Exercise 1.18 of chapter II asks to show that given a map of topological spaces $f:X\to Y$, the functors $f_* : \mathsf{Sh}_Y \longrightarrow\mathsf{Sh}_X$ and $ f^{-1}: \mathsf{Sh}_X\longrightarrow \mathsf{Sh}_Y$ are adjoint. The suggestion is to define the unit and the counit and then check they satisfy the usual equations. Now I have defined the unit and counit, and want to check that if $\mathscr G$ is a sheaf on $Y$ then
$$\varepsilon_{f^{-1}\mathscr G}\circ f^{-1}(\eta_\mathscr G) : f^{-1}\mathscr G\to f^{-1}f_*f^{-1}\mathscr G\to f^{-1}\mathscr G$$
is the identity, and similarly for sheaves on $X$. This is a bit cumbersome, and the only idea I have to bypass this is perhaps to look at the maps on stalks, which I think are easily seen to be the identity because of how $f_*$, $f^{-1}$ and the unit and counit are defined. Does this suffice?

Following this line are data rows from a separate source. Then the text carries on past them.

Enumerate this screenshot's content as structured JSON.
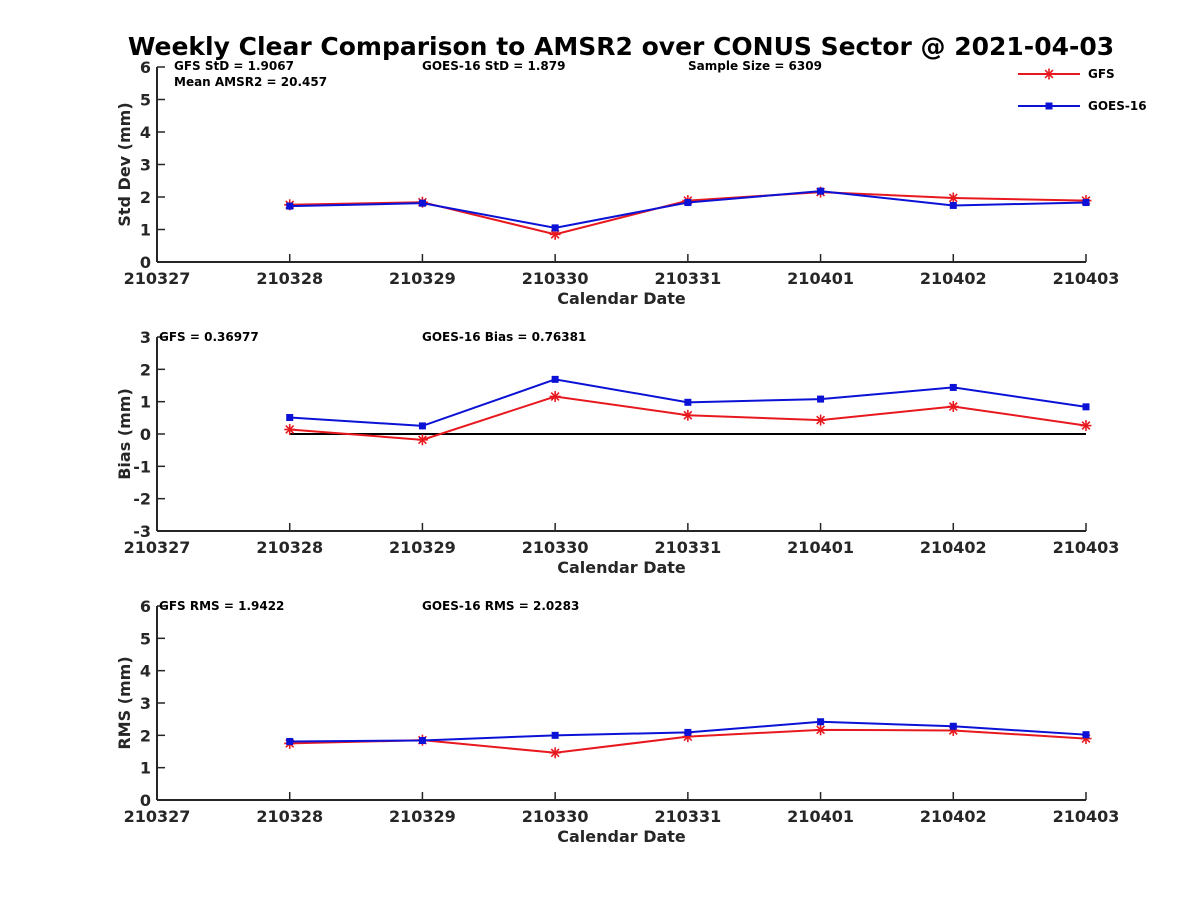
{
  "figure": {
    "title": "Weekly Clear Comparison to AMSR2 over CONUS Sector @ 2021-04-03"
  },
  "colors": {
    "gfs": "#e8191e",
    "goes": "#0b12d6",
    "axis": "#262626",
    "zero_line": "#000000"
  },
  "legend": {
    "placement": "top-right",
    "items": [
      {
        "name": "GFS",
        "color": "#e8191e",
        "marker": "asterisk"
      },
      {
        "name": "GOES-16",
        "color": "#0b12d6",
        "marker": "square"
      }
    ]
  },
  "chart_data": [
    {
      "type": "line",
      "ylabel": "Std Dev (mm)",
      "xlabel": "Calendar Date",
      "ylim": [
        0,
        6
      ],
      "yticks": [
        0,
        1,
        2,
        3,
        4,
        5,
        6
      ],
      "xticks": [
        "210327",
        "210328",
        "210329",
        "210330",
        "210331",
        "210401",
        "210402",
        "210403"
      ],
      "x": [
        "210328",
        "210329",
        "210330",
        "210331",
        "210401",
        "210402",
        "210403"
      ],
      "grid": false,
      "zero_line": false,
      "annotations": [
        "GFS StD = 1.9067",
        "Mean AMSR2 = 20.457",
        "GOES-16 StD = 1.879",
        "Sample Size = 6309"
      ],
      "series": [
        {
          "name": "GFS",
          "values": [
            1.76,
            1.84,
            0.85,
            1.89,
            2.15,
            1.97,
            1.89
          ]
        },
        {
          "name": "GOES-16",
          "values": [
            1.72,
            1.81,
            1.05,
            1.83,
            2.18,
            1.74,
            1.83
          ]
        }
      ]
    },
    {
      "type": "line",
      "ylabel": "Bias (mm)",
      "xlabel": "Calendar Date",
      "ylim": [
        -3,
        3
      ],
      "yticks": [
        -3,
        -2,
        -1,
        0,
        1,
        2,
        3
      ],
      "xticks": [
        "210327",
        "210328",
        "210329",
        "210330",
        "210331",
        "210401",
        "210402",
        "210403"
      ],
      "x": [
        "210328",
        "210329",
        "210330",
        "210331",
        "210401",
        "210402",
        "210403"
      ],
      "grid": false,
      "zero_line": true,
      "annotations": [
        "GFS = 0.36977",
        "GOES-16 Bias  = 0.76381"
      ],
      "series": [
        {
          "name": "GFS",
          "values": [
            0.14,
            -0.18,
            1.16,
            0.58,
            0.43,
            0.85,
            0.26
          ]
        },
        {
          "name": "GOES-16",
          "values": [
            0.51,
            0.25,
            1.69,
            0.98,
            1.08,
            1.44,
            0.84
          ]
        }
      ]
    },
    {
      "type": "line",
      "ylabel": "RMS (mm)",
      "xlabel": "Calendar Date",
      "ylim": [
        0,
        6
      ],
      "yticks": [
        0,
        1,
        2,
        3,
        4,
        5,
        6
      ],
      "xticks": [
        "210327",
        "210328",
        "210329",
        "210330",
        "210331",
        "210401",
        "210402",
        "210403"
      ],
      "x": [
        "210328",
        "210329",
        "210330",
        "210331",
        "210401",
        "210402",
        "210403"
      ],
      "grid": false,
      "zero_line": false,
      "annotations": [
        "GFS RMS = 1.9422",
        "GOES-16 RMS = 2.0283"
      ],
      "series": [
        {
          "name": "GFS",
          "values": [
            1.75,
            1.85,
            1.46,
            1.96,
            2.17,
            2.15,
            1.9
          ]
        },
        {
          "name": "GOES-16",
          "values": [
            1.81,
            1.84,
            2.0,
            2.09,
            2.42,
            2.28,
            2.02
          ]
        }
      ]
    }
  ]
}
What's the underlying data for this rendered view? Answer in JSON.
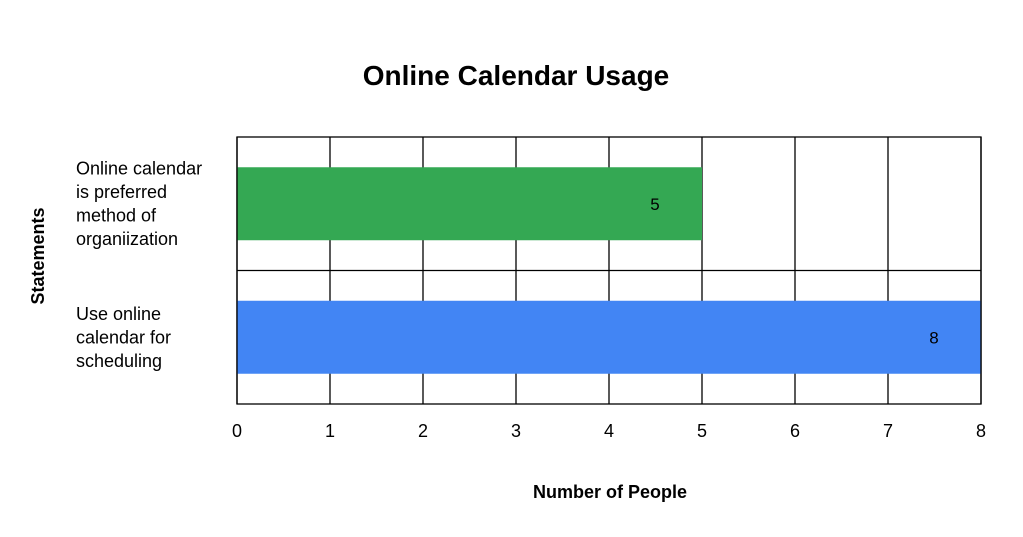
{
  "chart_data": {
    "type": "bar",
    "orientation": "horizontal",
    "title": "Online Calendar Usage",
    "xlabel": "Number of People",
    "ylabel": "Statements",
    "xlim": [
      0,
      8
    ],
    "x_ticks": [
      "0",
      "1",
      "2",
      "3",
      "4",
      "5",
      "6",
      "7",
      "8"
    ],
    "grid": true,
    "categories": [
      [
        "Online calendar",
        "is preferred",
        "method of",
        "organiization"
      ],
      [
        "Use online",
        "calendar for",
        "scheduling"
      ]
    ],
    "values": [
      5,
      8
    ],
    "data_labels": [
      "5",
      "8"
    ],
    "colors": [
      "#34a853",
      "#4285f4"
    ]
  }
}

If not, what is the "right" way to proceed here?
Yes: to prove two morphisms of sheaves are equal, it suffices to prove they induce the same maps on each stalk. Explicitly, let us suppose $F$ and $G$ are sheaves on a space $X$ and $a,b:F\to G$ are morphisms which are not equal. Then there is some open $U\subseteq X$ and some $s\in F(U)$ such that $a(s)\neq b(s)$. Since a section of a sheaf is determined by its germs in each stalk, $a(s)\neq b(s)$ means there exists some $x\in U$ such that $a(s)_x\neq b(s)_x$ in $G_x$. But $a(s)_x=a_x(s_x)$ and $b(s)_s=b_x(s_x)$, so this proves that $a_x\neq b_x$. That is, there is some stalk on which $a$ and $b$ are not equal.